I don't remember the last time Dad went to a school or church feed. I do, however, remember that eventually he drew a hard line when it came to the church's Oyster Stew Feed: he wasn't going, but, he liked the food, and so he asked Mom to bring a container of oyster stew and oyster crackers and, most likely, a dessert home when the rest of us were done so he could enjoy the oyster stew feed in what he called his castle, our little house. Mom complied. (By the way, Carol writes that she brought him home chicken noodle soup -- it was also an offering at these feeds. She is most likely correct!)

For me, the experience was different.

For starters, I love the food at these feeds whether it's burgers, spaghetti, chili, crab, or oyster stew. I suppose the lining up to be served food reminds me doing the same for hot lunch and I always enjoyed the hot lunch line -- and the line at the dining hall at Whitworth -- because I got to shoot the breeze with people and got to spot people, wave to them, find out stuff that was going on, and enjoy seeing them.

When I wrote earlier that "it happened" when I went to these recent events at the Elks, I was referring to the sensation that these feeds somehow deeply engraved in my Kellogg experience, the same way going to high school basketball games or drinking in Kellogg bars did.

It's a happy sensation. I break out into smiles and laughter. I feel at home. The sensation is, I think, born of the boisterousness and vitality that fills these rooms, that filled the rooms where the feeds were held when I was a youth.

Encoded deep in the Kellogg experience is a boisterousness that is often loud, sometimes coarse, reliably friendly -- even affectionate -- and full of life.
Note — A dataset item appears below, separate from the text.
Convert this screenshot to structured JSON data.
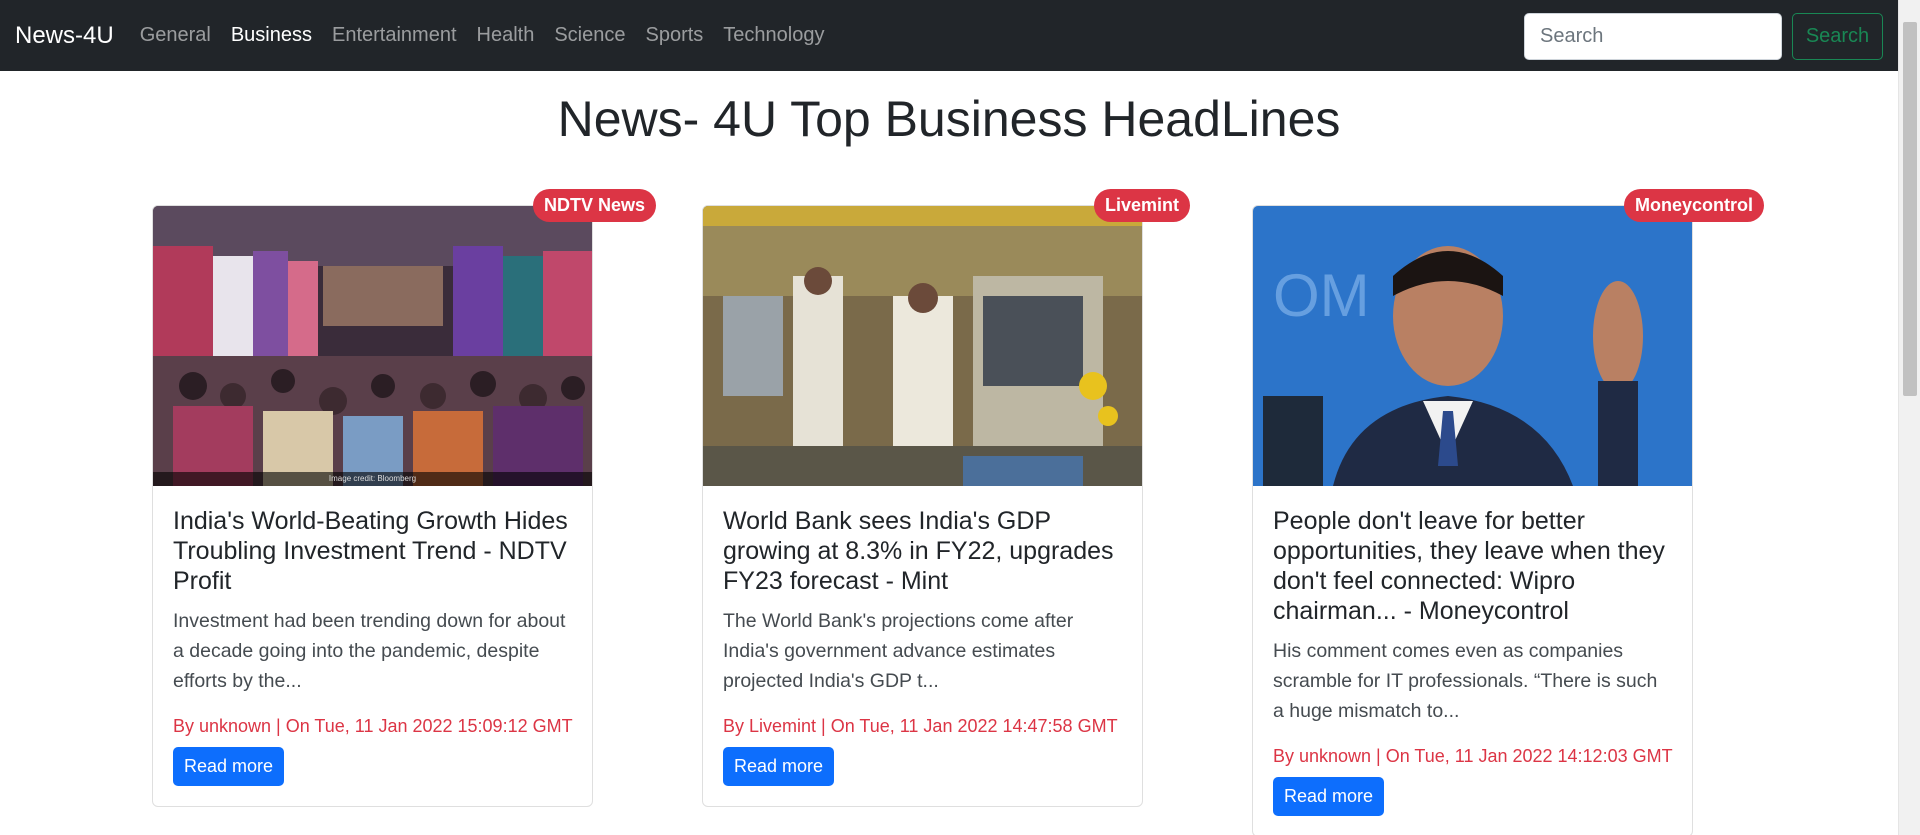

That din that fills the room at one of these events is the loud sound of stories being told, people eager to make one another laugh and just as eager to laugh at what others say; stories fly all over the place, most of them have been repeated a thousand times and get told for the sake of getting a good laugh. It's remarkable how often this works.

People who know each other boisterously, and, sometimes mercilessly, give each a bad time, pick on each other, and laugh. I often get it because of my hair -- you ought to have heard all the grief I took in Kellogg when I wore a beard -- or because I lived back east (I was a traitor) or because of my occupation (people I know love to razz me for having been a college English instructor, or, as I'm often referred to, a professor).

People hug, blow kisses, wander around and visit with people in other parts of the room, buy each other drinks, bump into one another, make wise cracks, laugh, laugh again, and laugh some more.

Now, keep in mind, this boisterousness marked Dad's public personality. He loved walking into a bar or the golf course clubhouse or his workplace at the Zinc Plant and immediately start giving people a bad time and he not only loved going for the big laugh, he loved being made to laugh.

That he didn't enjoy all this boisterousness at PTA or church feeds and that he rarely went to big dinner events at the Elks is evidence that these feeds really made him basically unhappy and uncomfortable. His physical discomfort defined how he felt about these feeds.  Not even knowing that he'd have plenty of people to be boisterous with could overcome how much he hated the different feeds in Kellogg.